In an effort to create a more walkable Town Center District in Blythewood, Council is considering fast-tracking a McNulty streetscape, and then doing the same for the section of Blythewood Road that runs through downtown instead of widening it to 5 lanes. In this proposed streetscape, that portion of Blythewood Road would include 9-foot-wide sidewalks, 6-foot-wide tree planters, 8-foot-wide parallel parking space on each side of the road and one lane in each direction with a 12-foot-wide median planted with trees. Proponents on Council say these improvements would be safer and more attractive than the currently proposed five lanes of traffic.

BLYTHEWOOD (March 10, 2016) – After having spent the better part of a year planning and prioritizing Blythewood’s Penny Tax road widening and improvements projects that would, in its second phase, turn Blythewood Road into five lanes all the way from I-77 to Main Street, Town Council made an about face at its annual retreat on Saturday, opting instead to put that five-lane section of Blythewood Road on the back burner and upgrade the McNulty Road area with a walkable streetscape. That would include a road with two lanes and a median or a center lane, and then do the same for Blythewood Road but with parallel parking on either side, one lane each way and a landscaped median.

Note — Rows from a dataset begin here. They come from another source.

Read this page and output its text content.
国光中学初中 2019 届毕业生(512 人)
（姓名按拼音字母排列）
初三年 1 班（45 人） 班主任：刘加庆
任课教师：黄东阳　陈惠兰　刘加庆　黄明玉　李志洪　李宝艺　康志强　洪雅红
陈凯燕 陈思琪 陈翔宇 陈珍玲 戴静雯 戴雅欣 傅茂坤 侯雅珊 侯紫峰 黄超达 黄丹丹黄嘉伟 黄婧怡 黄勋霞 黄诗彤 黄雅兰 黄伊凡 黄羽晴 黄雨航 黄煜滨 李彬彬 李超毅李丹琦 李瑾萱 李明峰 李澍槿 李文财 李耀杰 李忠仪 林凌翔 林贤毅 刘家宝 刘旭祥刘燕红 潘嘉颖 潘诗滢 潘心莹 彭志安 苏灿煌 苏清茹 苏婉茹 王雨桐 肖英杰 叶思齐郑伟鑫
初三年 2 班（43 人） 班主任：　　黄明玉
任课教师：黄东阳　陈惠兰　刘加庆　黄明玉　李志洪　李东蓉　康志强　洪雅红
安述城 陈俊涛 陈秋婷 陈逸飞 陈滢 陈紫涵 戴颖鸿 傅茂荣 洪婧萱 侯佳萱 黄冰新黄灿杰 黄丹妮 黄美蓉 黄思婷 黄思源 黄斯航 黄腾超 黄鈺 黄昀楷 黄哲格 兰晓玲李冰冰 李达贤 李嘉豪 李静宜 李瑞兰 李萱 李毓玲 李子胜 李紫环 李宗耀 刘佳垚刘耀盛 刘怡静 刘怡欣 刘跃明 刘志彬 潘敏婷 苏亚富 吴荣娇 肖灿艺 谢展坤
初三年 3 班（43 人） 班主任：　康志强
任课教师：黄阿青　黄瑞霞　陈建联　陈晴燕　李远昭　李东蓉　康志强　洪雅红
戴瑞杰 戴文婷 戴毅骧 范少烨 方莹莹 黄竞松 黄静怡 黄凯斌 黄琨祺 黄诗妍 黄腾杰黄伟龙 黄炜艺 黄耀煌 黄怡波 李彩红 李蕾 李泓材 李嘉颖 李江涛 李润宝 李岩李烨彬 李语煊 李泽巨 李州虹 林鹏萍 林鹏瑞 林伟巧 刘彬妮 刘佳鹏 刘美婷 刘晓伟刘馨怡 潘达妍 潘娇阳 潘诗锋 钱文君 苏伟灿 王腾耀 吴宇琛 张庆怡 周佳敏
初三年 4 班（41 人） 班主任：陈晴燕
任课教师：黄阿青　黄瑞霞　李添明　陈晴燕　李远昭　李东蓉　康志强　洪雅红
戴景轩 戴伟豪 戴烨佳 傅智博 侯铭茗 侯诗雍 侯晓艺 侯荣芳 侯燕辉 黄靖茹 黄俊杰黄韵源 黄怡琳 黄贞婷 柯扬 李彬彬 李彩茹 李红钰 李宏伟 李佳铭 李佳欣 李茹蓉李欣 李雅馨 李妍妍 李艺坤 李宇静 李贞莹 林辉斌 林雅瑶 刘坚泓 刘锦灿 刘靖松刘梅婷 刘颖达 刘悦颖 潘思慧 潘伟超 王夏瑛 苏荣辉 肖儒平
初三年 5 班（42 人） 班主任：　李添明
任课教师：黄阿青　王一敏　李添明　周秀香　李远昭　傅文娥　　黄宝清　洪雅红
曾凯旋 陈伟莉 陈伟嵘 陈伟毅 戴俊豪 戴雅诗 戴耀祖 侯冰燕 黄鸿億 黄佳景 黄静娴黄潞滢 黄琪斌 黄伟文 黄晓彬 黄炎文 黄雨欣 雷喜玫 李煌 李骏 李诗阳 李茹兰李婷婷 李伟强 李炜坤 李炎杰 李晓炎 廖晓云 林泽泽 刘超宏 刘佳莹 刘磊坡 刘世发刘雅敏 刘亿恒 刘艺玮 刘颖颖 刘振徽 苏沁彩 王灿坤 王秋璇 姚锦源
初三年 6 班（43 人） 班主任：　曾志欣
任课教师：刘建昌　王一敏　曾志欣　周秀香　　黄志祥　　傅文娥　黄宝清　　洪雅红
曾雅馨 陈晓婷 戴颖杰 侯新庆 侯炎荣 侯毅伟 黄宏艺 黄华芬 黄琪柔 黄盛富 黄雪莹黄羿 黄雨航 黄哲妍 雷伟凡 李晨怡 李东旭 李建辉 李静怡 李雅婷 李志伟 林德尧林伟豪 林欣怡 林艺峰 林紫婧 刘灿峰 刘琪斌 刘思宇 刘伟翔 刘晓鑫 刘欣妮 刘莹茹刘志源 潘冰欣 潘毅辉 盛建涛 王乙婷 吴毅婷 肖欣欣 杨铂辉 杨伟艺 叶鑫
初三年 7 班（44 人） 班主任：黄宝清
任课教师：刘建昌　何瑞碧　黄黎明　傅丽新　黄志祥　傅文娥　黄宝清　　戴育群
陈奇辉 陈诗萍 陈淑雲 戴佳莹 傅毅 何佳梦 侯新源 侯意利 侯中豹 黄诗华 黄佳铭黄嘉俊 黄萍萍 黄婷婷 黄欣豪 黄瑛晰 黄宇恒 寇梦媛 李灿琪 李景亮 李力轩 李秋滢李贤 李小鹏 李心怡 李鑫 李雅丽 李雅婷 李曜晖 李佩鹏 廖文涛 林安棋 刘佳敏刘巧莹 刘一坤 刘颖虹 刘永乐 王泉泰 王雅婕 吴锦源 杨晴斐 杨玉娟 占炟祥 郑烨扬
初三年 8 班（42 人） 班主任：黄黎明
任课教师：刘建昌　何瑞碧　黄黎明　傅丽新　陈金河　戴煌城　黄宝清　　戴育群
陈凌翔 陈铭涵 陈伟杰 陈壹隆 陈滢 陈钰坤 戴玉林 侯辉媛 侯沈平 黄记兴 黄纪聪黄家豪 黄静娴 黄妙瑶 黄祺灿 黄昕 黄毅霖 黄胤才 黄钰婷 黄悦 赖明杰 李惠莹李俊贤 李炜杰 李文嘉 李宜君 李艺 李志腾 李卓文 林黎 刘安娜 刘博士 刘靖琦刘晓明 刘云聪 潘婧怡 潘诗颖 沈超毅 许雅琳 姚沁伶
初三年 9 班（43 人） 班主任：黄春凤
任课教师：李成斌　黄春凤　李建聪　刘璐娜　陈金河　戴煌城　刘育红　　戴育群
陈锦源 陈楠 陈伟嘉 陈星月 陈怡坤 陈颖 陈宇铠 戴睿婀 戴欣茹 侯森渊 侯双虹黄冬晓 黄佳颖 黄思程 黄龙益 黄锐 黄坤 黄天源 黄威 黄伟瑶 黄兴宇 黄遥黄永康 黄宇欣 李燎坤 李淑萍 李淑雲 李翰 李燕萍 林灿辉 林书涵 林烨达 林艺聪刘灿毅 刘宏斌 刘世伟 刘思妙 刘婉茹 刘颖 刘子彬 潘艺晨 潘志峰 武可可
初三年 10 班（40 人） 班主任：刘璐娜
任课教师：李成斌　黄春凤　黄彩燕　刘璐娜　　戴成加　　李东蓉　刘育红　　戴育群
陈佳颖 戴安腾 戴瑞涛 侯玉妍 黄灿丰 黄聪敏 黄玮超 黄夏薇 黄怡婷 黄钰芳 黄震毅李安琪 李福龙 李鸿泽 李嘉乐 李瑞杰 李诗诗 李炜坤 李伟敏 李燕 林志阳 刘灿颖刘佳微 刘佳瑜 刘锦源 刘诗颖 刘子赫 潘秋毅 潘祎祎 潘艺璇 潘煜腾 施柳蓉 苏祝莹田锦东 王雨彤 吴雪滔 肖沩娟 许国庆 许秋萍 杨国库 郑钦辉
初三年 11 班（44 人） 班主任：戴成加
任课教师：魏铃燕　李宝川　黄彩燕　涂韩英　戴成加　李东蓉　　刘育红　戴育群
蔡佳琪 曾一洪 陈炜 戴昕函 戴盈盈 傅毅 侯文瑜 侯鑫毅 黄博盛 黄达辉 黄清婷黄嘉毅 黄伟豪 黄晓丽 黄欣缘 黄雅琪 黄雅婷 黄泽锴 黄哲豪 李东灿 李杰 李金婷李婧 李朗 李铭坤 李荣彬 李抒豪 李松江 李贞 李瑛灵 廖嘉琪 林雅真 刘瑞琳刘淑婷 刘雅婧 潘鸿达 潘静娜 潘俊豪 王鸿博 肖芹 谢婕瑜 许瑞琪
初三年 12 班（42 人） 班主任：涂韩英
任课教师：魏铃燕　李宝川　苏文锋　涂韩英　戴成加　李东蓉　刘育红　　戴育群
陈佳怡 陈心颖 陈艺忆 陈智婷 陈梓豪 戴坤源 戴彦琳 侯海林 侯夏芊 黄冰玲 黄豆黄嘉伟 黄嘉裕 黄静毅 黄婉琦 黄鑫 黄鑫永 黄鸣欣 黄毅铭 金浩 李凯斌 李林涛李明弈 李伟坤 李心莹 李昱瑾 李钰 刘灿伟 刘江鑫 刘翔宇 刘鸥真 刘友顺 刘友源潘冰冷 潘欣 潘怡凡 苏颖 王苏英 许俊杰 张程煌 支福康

The issue was raised by Town Administrator Gary Parker last week in notes in the agenda packet asking the town government to come to terms with whether they wanted the Town Center to be walkable as provided in the Town’s Master Plan or divided by a high-traffic, five-lane road.

“The Master Plan calls for a walkable Town Center,” Parker told The Voice, “but that plan got set aside for a few years and I think the Council and residents lost sight of it.”

“Businesses like a walkable downtown area,” Parker told Council. “People spend more time looking in store windows and spend more dollars. The difficulty, as I see it, for McNulty and Blythewood roads to be made walkable is their proximity to I-77. Traffic comes off those ramps and into the gas stations and fast food restaurants. That makes walkability difficult.”

The current Penny Tax plan for Blythewood is divided into two phases. The first phase calls for the widening of Blythewood Road from I-77 to Syrup Mill Road. All the other projects are lumped into phase two, and include the McNulty Road and Blythewood Road (from I-77 to Main Street) projects.

But Parker said the Penny Tax program just budgets the dollars for improvement, leaving it up to Council to prioritize the projects.

Councilman Malcolm Gordge said when he recently broached the subject with Bob Perry, Transportation Director of Richland County, Perry seemed amenable to switching the priorities if they are brought to the Penny Tax committee’s attention in a timely manner.

Councilman Tom Utroska said he “would like for us to come up with a plan first and have a public comment meeting before we go to the Penny Tax Committee. And we need to put our plan together and present it before SCDOT (S.C. Department of Transportation) gets started. We need to listen to the people on this. They may say we’re nuts,” Utroska said. “But do we want to be a sleepy, at-ease town? Or do we want to become a thoroughfare? That’s where we’re headed.”

“This would be a wonderful opportunity for McNulty Road,” Mayor J. Michael Ross said, again stressing the importance of having a town hall meeting. “I think that’s the one (McNulty) we could showcase first, as a prototype, to see if it works. People could ride their bicycles and there wouldn’t be the traffic there that would get them killed. McNulty might be the very thing that we would say, let’s do this first and show what it’s like to have parallel parking downtown and it would be manageable.”

“The intent is to brainstorm and not let it drop,” Parker said. “Staff and I need to set down and figure out a schedule on the streetscape. We need to see this through.”